Among the objectives of the turbine pilot of the ACROSS project, there is the development of new artificial intelligence (AI) tools that can support the design and development of new greener aircraft engines. The need to develop these tools comes from the desire to extract and manage increasingly large amounts of information, in order to exploit as much as possible the content of the results of the onerous numerical simulations, conducted to analyze and optimize those aerodynamic components of the engine. In this context, it is easy to understand the hidden value contained in the data the designer wants to analyze and the strategic importance of knowing how to use them.

During the project, new tools will therefore be introduced into the complex turbine workflow, which will allow:

  • increasing knowledge on the available data (using Big Data Analytic technique, such as HPDA);
  • managing different types of outputs and reconstructing performance maps using response surfaces regressive methods such as artificial neural networks (e.g., standard ANN, CNN, SNN, etc.);
  • classifying the data and consciously choosing the most promising geometries to simulate saving computational time and disk space;
  • addressing the engine design, from the earliest stages, towards an optimal solution.
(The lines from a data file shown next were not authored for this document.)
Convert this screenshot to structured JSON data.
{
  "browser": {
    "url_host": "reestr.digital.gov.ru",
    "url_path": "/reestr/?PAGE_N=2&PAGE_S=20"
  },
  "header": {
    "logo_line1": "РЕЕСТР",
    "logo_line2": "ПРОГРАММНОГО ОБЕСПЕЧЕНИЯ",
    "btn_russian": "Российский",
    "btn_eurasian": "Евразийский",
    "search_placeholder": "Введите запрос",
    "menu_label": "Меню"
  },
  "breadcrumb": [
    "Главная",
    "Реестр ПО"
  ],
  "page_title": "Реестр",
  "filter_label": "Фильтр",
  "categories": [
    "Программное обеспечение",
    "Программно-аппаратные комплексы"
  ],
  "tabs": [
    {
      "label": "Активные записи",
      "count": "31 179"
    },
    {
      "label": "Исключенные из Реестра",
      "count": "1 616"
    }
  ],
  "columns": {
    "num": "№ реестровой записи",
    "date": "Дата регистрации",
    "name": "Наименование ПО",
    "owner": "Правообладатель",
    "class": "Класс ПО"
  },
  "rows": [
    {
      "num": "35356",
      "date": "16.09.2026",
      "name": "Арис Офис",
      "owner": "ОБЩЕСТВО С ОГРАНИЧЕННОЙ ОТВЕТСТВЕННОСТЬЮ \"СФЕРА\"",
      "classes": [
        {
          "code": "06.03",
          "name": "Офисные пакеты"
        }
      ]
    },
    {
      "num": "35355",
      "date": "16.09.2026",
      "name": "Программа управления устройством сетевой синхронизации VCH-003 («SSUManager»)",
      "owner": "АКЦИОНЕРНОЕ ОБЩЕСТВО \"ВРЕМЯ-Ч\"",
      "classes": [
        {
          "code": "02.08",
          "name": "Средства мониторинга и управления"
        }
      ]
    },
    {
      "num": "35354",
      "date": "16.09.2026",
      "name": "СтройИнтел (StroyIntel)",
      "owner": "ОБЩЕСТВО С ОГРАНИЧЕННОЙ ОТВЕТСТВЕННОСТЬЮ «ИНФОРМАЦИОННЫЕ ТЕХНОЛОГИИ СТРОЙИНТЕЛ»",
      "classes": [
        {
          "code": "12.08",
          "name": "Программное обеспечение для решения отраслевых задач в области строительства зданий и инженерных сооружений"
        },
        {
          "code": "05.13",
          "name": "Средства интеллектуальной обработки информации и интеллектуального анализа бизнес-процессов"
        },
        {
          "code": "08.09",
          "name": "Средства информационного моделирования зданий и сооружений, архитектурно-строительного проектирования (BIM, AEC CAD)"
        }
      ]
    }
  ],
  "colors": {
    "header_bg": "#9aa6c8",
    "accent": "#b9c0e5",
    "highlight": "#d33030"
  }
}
The main purpose is to follow the development trend observed globally and exploit the resources made available by the communities of well-known open platforms, such as TensorFlow or PyTorch, which are supported by an “infinite” number of developers. Following this approach will allow to move toward the use of modern programming languages, such as Python and Java, and standardize the data exchange between different tools, making it easier and faster to use these tools on different hardware and software platforms. Furthermore, it will allow using the most modern machine learning/deep learning libraries, to exploit the parallelism in the execution of these tools on HPC architectures (e.g., CPU, GPU and FPGA), with the idea of exploiting the exascale hardware structures that will be developed within the ACROSS project from technical work packages, and aiming at experimentation on virtual machines that will simulate the behaviour of futuristic hardware such as neuromorphic processors.

An important phase will concern the comparison between the performance of the newly developed tools and more traditional ones. This phase will represent a crucial aspect, as it will highlight the advantages or disadvantages that will be obtained, for example, in the training time and inference of the AI model, or on the accuracy of the same tools in the prediction of the outputs on data never used in the training phases.